Também no Brasil se anotam progressos da mesma grandeza. Éramos capazes de produzir 20 milhões de toneladas de grãos em 1960 – quando por sinal a colheita da cana-de-açúcar estava na mesma ordem de grandeza. Agora, caminhamos para uma colheita de 130 milhões de toneladas de grãos, enquanto a cana supera os 400 milhões de toneladas. Transformações espetaculares se acotovelaram num ciclo frenético: a pesquisa e o fomento que abriram caminho para a soja, do Brasil Central, a correção intensiva dos solos pelo calcário, a introdução do pasto mais fértil com gramíneas aclimatadas, tipo braquiaria, e o maior caso de sucesso na história da moderna agricultura tropical, que foi a incorporação do “cerrado” como fator de produção. O resultado desse trabalho multidisciplinar é conhecido de todos: o Brasil, que eventualmente importava várias espécies de alimentos duas gerações atrás, exibe saldo comercial superior aos US$ 50 bilhões no período de doze meses encerrado em março último.

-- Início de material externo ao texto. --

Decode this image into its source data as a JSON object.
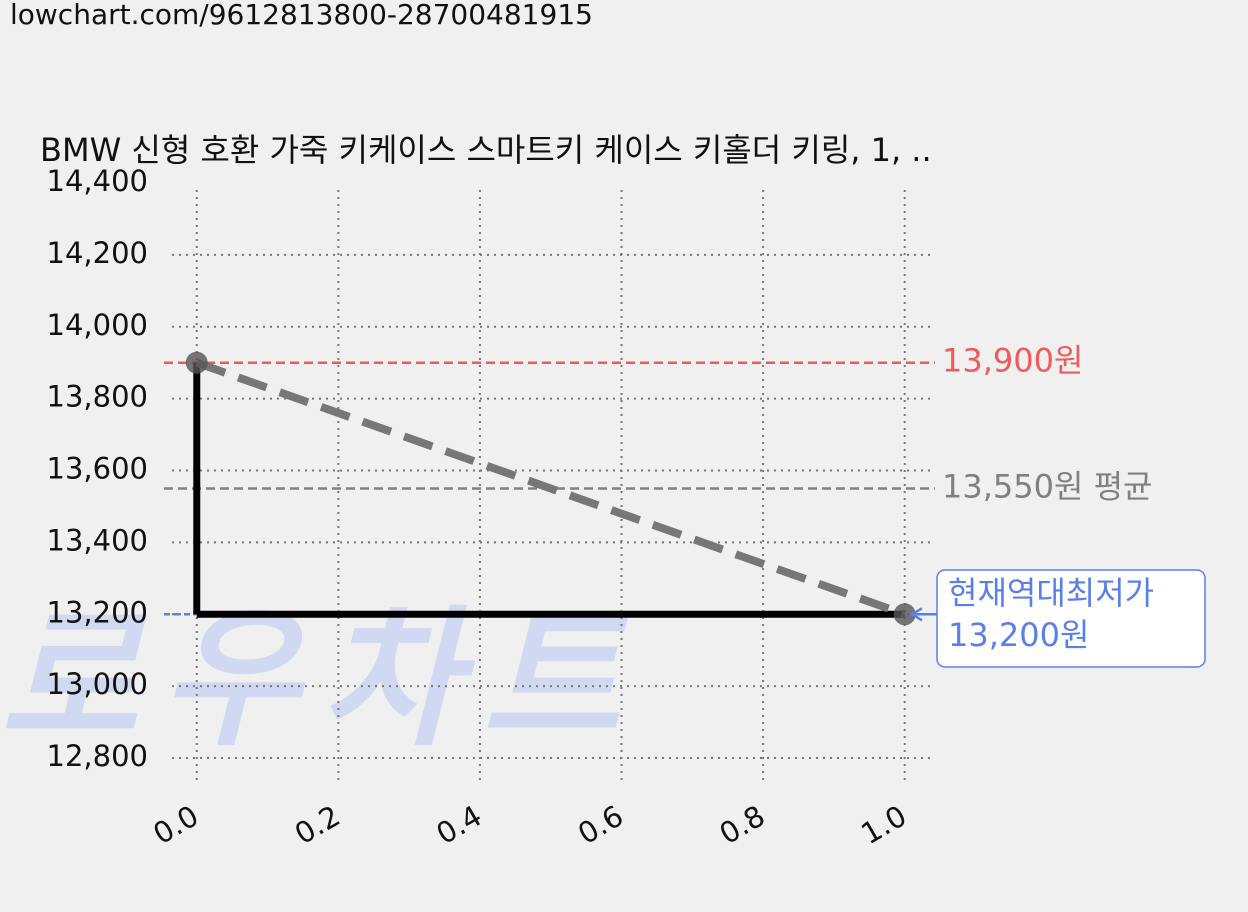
{
  "url": "lowchart.com/9612813800-28700481915",
  "chart_data": {
    "type": "line",
    "title": "BMW 신형 호환 가죽 키케이스 스마트키 케이스 키홀더 키링, 1, ..",
    "watermark": "로우차트",
    "x": [
      0,
      1
    ],
    "values": [
      13900,
      13200
    ],
    "line_color": "#777777",
    "step_color": "#000000",
    "marker_color": "#555555",
    "xlim": [
      -0.035,
      1.04
    ],
    "ylim": [
      12725,
      14400
    ],
    "xticks": [
      {
        "value": 0,
        "label": "0.0"
      },
      {
        "value": 0.2,
        "label": "0.2"
      },
      {
        "value": 0.4,
        "label": "0.4"
      },
      {
        "value": 0.6,
        "label": "0.6"
      },
      {
        "value": 0.8,
        "label": "0.8"
      },
      {
        "value": 1,
        "label": "1.0"
      }
    ],
    "yticks": [
      {
        "value": 12800,
        "label": "12,800"
      },
      {
        "value": 13000,
        "label": "13,000"
      },
      {
        "value": 13200,
        "label": "13,200"
      },
      {
        "value": 13400,
        "label": "13,400"
      },
      {
        "value": 13600,
        "label": "13,600"
      },
      {
        "value": 13800,
        "label": "13,800"
      },
      {
        "value": 14000,
        "label": "14,000"
      },
      {
        "value": 14200,
        "label": "14,200"
      },
      {
        "value": 14400,
        "label": "14,400"
      }
    ],
    "grid": true,
    "reference_lines": [
      {
        "value": 13900,
        "label": "13,900원",
        "color": "#f05a5a"
      },
      {
        "value": 13550,
        "label": "13,550원 평균",
        "color": "#808080"
      }
    ],
    "current": {
      "value": 13200,
      "label_lines": [
        "현재역대최저가",
        "13,200원"
      ],
      "color": "#5b7fe8"
    }
  }
}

O velho Malthus tinha alma de contador, era metódico na coleta das estatísticas e, discípulo de Cambridge, onde estudou e ensinou praticamente a vida toda, era versado na matemática genial do colega e predecessor Sir Isaac Newton, que tinha domado a mecânica celeste um século antes com base nos princípios da ação e da reação. Determinado a identificar o componente de uma relação de natureza biunívoca, que por exigência “científica” teria de acompanhar inexoravelmente o fenômeno da explosão populacional, selecionou a desgraça da Fome e com isso passou à História como paradigma do pessimismo. Era acadêmico: um bicho da cidade, para quem os mistérios da fotossíntese eram casos maçantes da existência caipira.

Mais que relembrar feitos do passado recente, é imperioso notar que a transformação radical da agricultura está engatinhando: o próximo capítulo virá com as modificações genéticas na estrutura das plantas, com resultados ainda mais surpreendentes. E no caso da produção de biocombustíveis, a próxima arrancada só tomará vigor quando acionada pelos maiores países produtores. E tanto Brasil como Estados Unidos não têm qualquer motivo e nem disposição para dispensar as posições duramente conquistadas na hierarquia dos fornecedores de alimentos para o mundo. Porta-vozes acadêmicos de uma visão pessimista fazem parte da paisagem das idéias. Recente artigo na “Foreign Affairs” representa uma variedade do magistério cívico fundado por Malthus -- e cuja existência é tão importante quanto necessária para que o conhecimento evolua sem ingenuidade ou complacência.

Nessa família de profetas de catástrofes, contudo, irrompem subitamente alguns protagonistas cuja biografia se misturava com a esperança. Conhecido entusiasta da possibilidade que o etanol da cana-de-açúcar oferece às nações tropicais que dispõem de terras e de água abundante, Fidel Castro virou casaca no prazo de quatro semanas, arrastando consigo Hugo Chavez, num súbito dueto de lideranças continentais dispostas a se contrapor ao projeto de disseminação da bioenergia co-patrocinado pelos Estados Unidos e pelo Brasil. Ainda no começo deste ano, a Venezuela manobrava ativamente para criar uma base produtiva de etanol a partir da cana-de-açúcar: Chavez articulou pessoalmente acordos para construção de uma dezena de unidades produtivas com tecnologia brasileira e outras tantas com suporte de profissionais cubanos. Numa declaração minuciosamente ditada ao jornal “Granma”, alinhada com discurso do aliado de Caracas, o veterano Castro assumiu a defesa da produção incondicional de alimentos – e se tornaram, portanto, insuspeitados discípulos de Thomas Malthus, apóstolo do “laissez-faire”. Que a fase neoliberal lhes seja leve!